I'm using Jquery to submit the value of a <textarea>
through AJAX to a PHP script. This value may contain punctuation characters (!,?,#,@)
as well as single and double quotes, and other non-alphanumeric characters. Does Jquery take care of encoding all this stuff or do I need to do it myself? How can I be certain that whatever the user typed in the <textarea>
would be submitted?
views:
198answers:
2
+1
A:
Yes, jquery will care about that. but always add the correct encoding to the page you are browsing at. in my case I try to use always utf-8
<meta http-equiv="Content-Type" content="text/html; charset=utf-8" />
Gabriel Sosa
2009-04-25 15:36:03
+2
A:
I use encodeURIComponent for that.
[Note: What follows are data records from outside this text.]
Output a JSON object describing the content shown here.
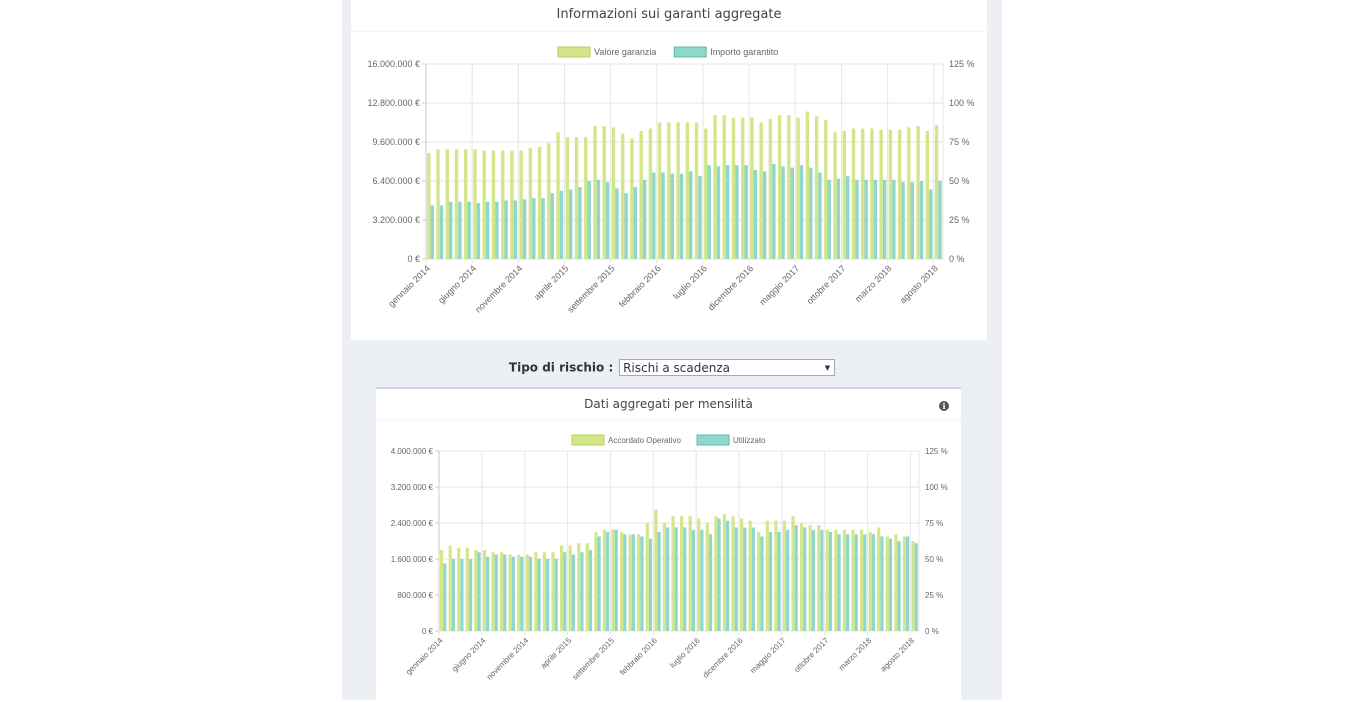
{
  "filter": {
    "label": "Tipo di rischio :",
    "selected": "Rischi a scadenza"
  },
  "chart1": {
    "title": "Informazioni sui garanti aggregate"
  },
  "chart2": {
    "title": "Dati aggregati per mensilità",
    "info_icon": "info-circle-icon"
  },
  "colors": {
    "series_a": "#d4e68a",
    "series_b": "#8fd6cb",
    "grid": "#e6e6e6"
  },
  "chart_data": [
    {
      "type": "bar",
      "title": "Informazioni sui garanti aggregate",
      "legend_position": "top",
      "grid": true,
      "x": [
        "gennaio 2014",
        "febbraio 2014",
        "marzo 2014",
        "aprile 2014",
        "maggio 2014",
        "giugno 2014",
        "luglio 2014",
        "agosto 2014",
        "settembre 2014",
        "ottobre 2014",
        "novembre 2014",
        "dicembre 2014",
        "gennaio 2015",
        "febbraio 2015",
        "marzo 2015",
        "aprile 2015",
        "maggio 2015",
        "giugno 2015",
        "luglio 2015",
        "agosto 2015",
        "settembre 2015",
        "ottobre 2015",
        "novembre 2015",
        "dicembre 2015",
        "gennaio 2016",
        "febbraio 2016",
        "marzo 2016",
        "aprile 2016",
        "maggio 2016",
        "giugno 2016",
        "luglio 2016",
        "agosto 2016",
        "settembre 2016",
        "ottobre 2016",
        "novembre 2016",
        "dicembre 2016",
        "gennaio 2017",
        "febbraio 2017",
        "marzo 2017",
        "aprile 2017",
        "maggio 2017",
        "giugno 2017",
        "luglio 2017",
        "agosto 2017",
        "settembre 2017",
        "ottobre 2017",
        "novembre 2017",
        "dicembre 2017",
        "gennaio 2018",
        "febbraio 2018",
        "marzo 2018",
        "aprile 2018",
        "maggio 2018",
        "giugno 2018",
        "luglio 2018",
        "agosto 2018"
      ],
      "x_tick_labels": [
        "gennaio 2014",
        "giugno 2014",
        "novembre 2014",
        "aprile 2015",
        "settembre 2015",
        "febbraio 2016",
        "luglio 2016",
        "dicembre 2016",
        "maggio 2017",
        "ottobre 2017",
        "marzo 2018",
        "agosto 2018"
      ],
      "y_left": {
        "ticks": [
          "0 €",
          "3.200.000 €",
          "6.400.000 €",
          "9.600.000 €",
          "12.800.000 €",
          "16.000.000 €"
        ],
        "range": [
          0,
          16000000
        ]
      },
      "y_right": {
        "ticks": [
          "0 %",
          "25 %",
          "50 %",
          "75 %",
          "100 %",
          "125 %"
        ],
        "range": [
          0,
          125
        ]
      },
      "series": [
        {
          "name": "Valore garanzia",
          "values": [
            8700000,
            9000000,
            9000000,
            9000000,
            9000000,
            9000000,
            8900000,
            8900000,
            8900000,
            8900000,
            8900000,
            9100000,
            9200000,
            9500000,
            10400000,
            10000000,
            10000000,
            10000000,
            10900000,
            10900000,
            10800000,
            10300000,
            9900000,
            10500000,
            10700000,
            11200000,
            11200000,
            11200000,
            11200000,
            11200000,
            10700000,
            11800000,
            11800000,
            11600000,
            11600000,
            11600000,
            11200000,
            11500000,
            11800000,
            11800000,
            11600000,
            12100000,
            11700000,
            11400000,
            10400000,
            10500000,
            10700000,
            10700000,
            10700000,
            10600000,
            10600000,
            10600000,
            10800000,
            10900000,
            10500000,
            11000000
          ]
        },
        {
          "name": "Importo garantito",
          "values": [
            4400000,
            4400000,
            4700000,
            4700000,
            4700000,
            4600000,
            4700000,
            4700000,
            4800000,
            4800000,
            4900000,
            5000000,
            5000000,
            5400000,
            5600000,
            5700000,
            5900000,
            6400000,
            6500000,
            6300000,
            5800000,
            5400000,
            5900000,
            6500000,
            7100000,
            7100000,
            7000000,
            7000000,
            7200000,
            6800000,
            7700000,
            7600000,
            7700000,
            7700000,
            7700000,
            7300000,
            7200000,
            7800000,
            7600000,
            7500000,
            7700000,
            7500000,
            7100000,
            6500000,
            6600000,
            6800000,
            6500000,
            6500000,
            6500000,
            6500000,
            6500000,
            6300000,
            6300000,
            6400000,
            5700000,
            6400000
          ]
        }
      ]
    },
    {
      "type": "bar",
      "title": "Dati aggregati per mensilità",
      "legend_position": "top",
      "grid": true,
      "x": [
        "gennaio 2014",
        "febbraio 2014",
        "marzo 2014",
        "aprile 2014",
        "maggio 2014",
        "giugno 2014",
        "luglio 2014",
        "agosto 2014",
        "settembre 2014",
        "ottobre 2014",
        "novembre 2014",
        "dicembre 2014",
        "gennaio 2015",
        "febbraio 2015",
        "marzo 2015",
        "aprile 2015",
        "maggio 2015",
        "giugno 2015",
        "luglio 2015",
        "agosto 2015",
        "settembre 2015",
        "ottobre 2015",
        "novembre 2015",
        "dicembre 2015",
        "gennaio 2016",
        "febbraio 2016",
        "marzo 2016",
        "aprile 2016",
        "maggio 2016",
        "giugno 2016",
        "luglio 2016",
        "agosto 2016",
        "settembre 2016",
        "ottobre 2016",
        "novembre 2016",
        "dicembre 2016",
        "gennaio 2017",
        "febbraio 2017",
        "marzo 2017",
        "aprile 2017",
        "maggio 2017",
        "giugno 2017",
        "luglio 2017",
        "agosto 2017",
        "settembre 2017",
        "ottobre 2017",
        "novembre 2017",
        "dicembre 2017",
        "gennaio 2018",
        "febbraio 2018",
        "marzo 2018",
        "aprile 2018",
        "maggio 2018",
        "giugno 2018",
        "luglio 2018",
        "agosto 2018"
      ],
      "x_tick_labels": [
        "gennaio 2014",
        "giugno 2014",
        "novembre 2014",
        "aprile 2015",
        "settembre 2015",
        "febbraio 2016",
        "luglio 2016",
        "dicembre 2016",
        "maggio 2017",
        "ottobre 2017",
        "marzo 2018",
        "agosto 2018"
      ],
      "y_left": {
        "ticks": [
          "0 €",
          "800.000 €",
          "1.600.000 €",
          "2.400.000 €",
          "3.200.000 €",
          "4.000.000 €"
        ],
        "range": [
          0,
          4000000
        ]
      },
      "y_right": {
        "ticks": [
          "0 %",
          "25 %",
          "50 %",
          "75 %",
          "100 %",
          "125 %"
        ],
        "range": [
          0,
          125
        ]
      },
      "series": [
        {
          "name": "Accordato Operativo",
          "values": [
            1800000,
            1900000,
            1850000,
            1850000,
            1800000,
            1800000,
            1750000,
            1750000,
            1700000,
            1700000,
            1700000,
            1750000,
            1750000,
            1750000,
            1900000,
            1900000,
            1950000,
            1950000,
            2200000,
            2250000,
            2250000,
            2200000,
            2150000,
            2150000,
            2400000,
            2700000,
            2400000,
            2550000,
            2550000,
            2550000,
            2500000,
            2400000,
            2550000,
            2600000,
            2550000,
            2500000,
            2450000,
            2200000,
            2450000,
            2450000,
            2450000,
            2550000,
            2400000,
            2350000,
            2350000,
            2250000,
            2250000,
            2250000,
            2250000,
            2250000,
            2200000,
            2300000,
            2100000,
            2150000,
            2100000,
            2000000
          ]
        },
        {
          "name": "Utilizzato",
          "values": [
            1500000,
            1600000,
            1600000,
            1600000,
            1750000,
            1650000,
            1700000,
            1700000,
            1650000,
            1650000,
            1650000,
            1600000,
            1600000,
            1600000,
            1750000,
            1700000,
            1750000,
            1800000,
            2100000,
            2200000,
            2250000,
            2150000,
            2150000,
            2100000,
            2050000,
            2200000,
            2300000,
            2300000,
            2300000,
            2250000,
            2250000,
            2150000,
            2500000,
            2450000,
            2300000,
            2300000,
            2300000,
            2100000,
            2200000,
            2200000,
            2250000,
            2350000,
            2300000,
            2250000,
            2250000,
            2200000,
            2150000,
            2150000,
            2150000,
            2150000,
            2150000,
            2100000,
            2050000,
            2000000,
            2100000,
            1950000
          ]
        }
      ]
    }
  ]
}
If there's a risk the text contains a '%'-sign, i replace that with it's htmlcode (&#something) before encoding.
KooiInc
2009-04-25 15:36:53
encodeURIComponent will correctly encode % to %25
Greg
2009-04-25 15:40:26
Doesn't jquery automatically do that?
Click Upvote
2009-04-25 16:38:07
@Greg, you're right. I remember having had problems with %, but could be long time ago.@Click Upvote, Sorry, I don't use jquery.
KooiInc
2009-04-25 19:35:10
@Click Upvote again: check http://malsup.com/jquery/form/comp/. At the bottom it says: "Each of the libraries tested use JavaScript's encodeURIComponent function to encode form data." So theoretically using jQuery, you wouldn't need encodeURIComponent?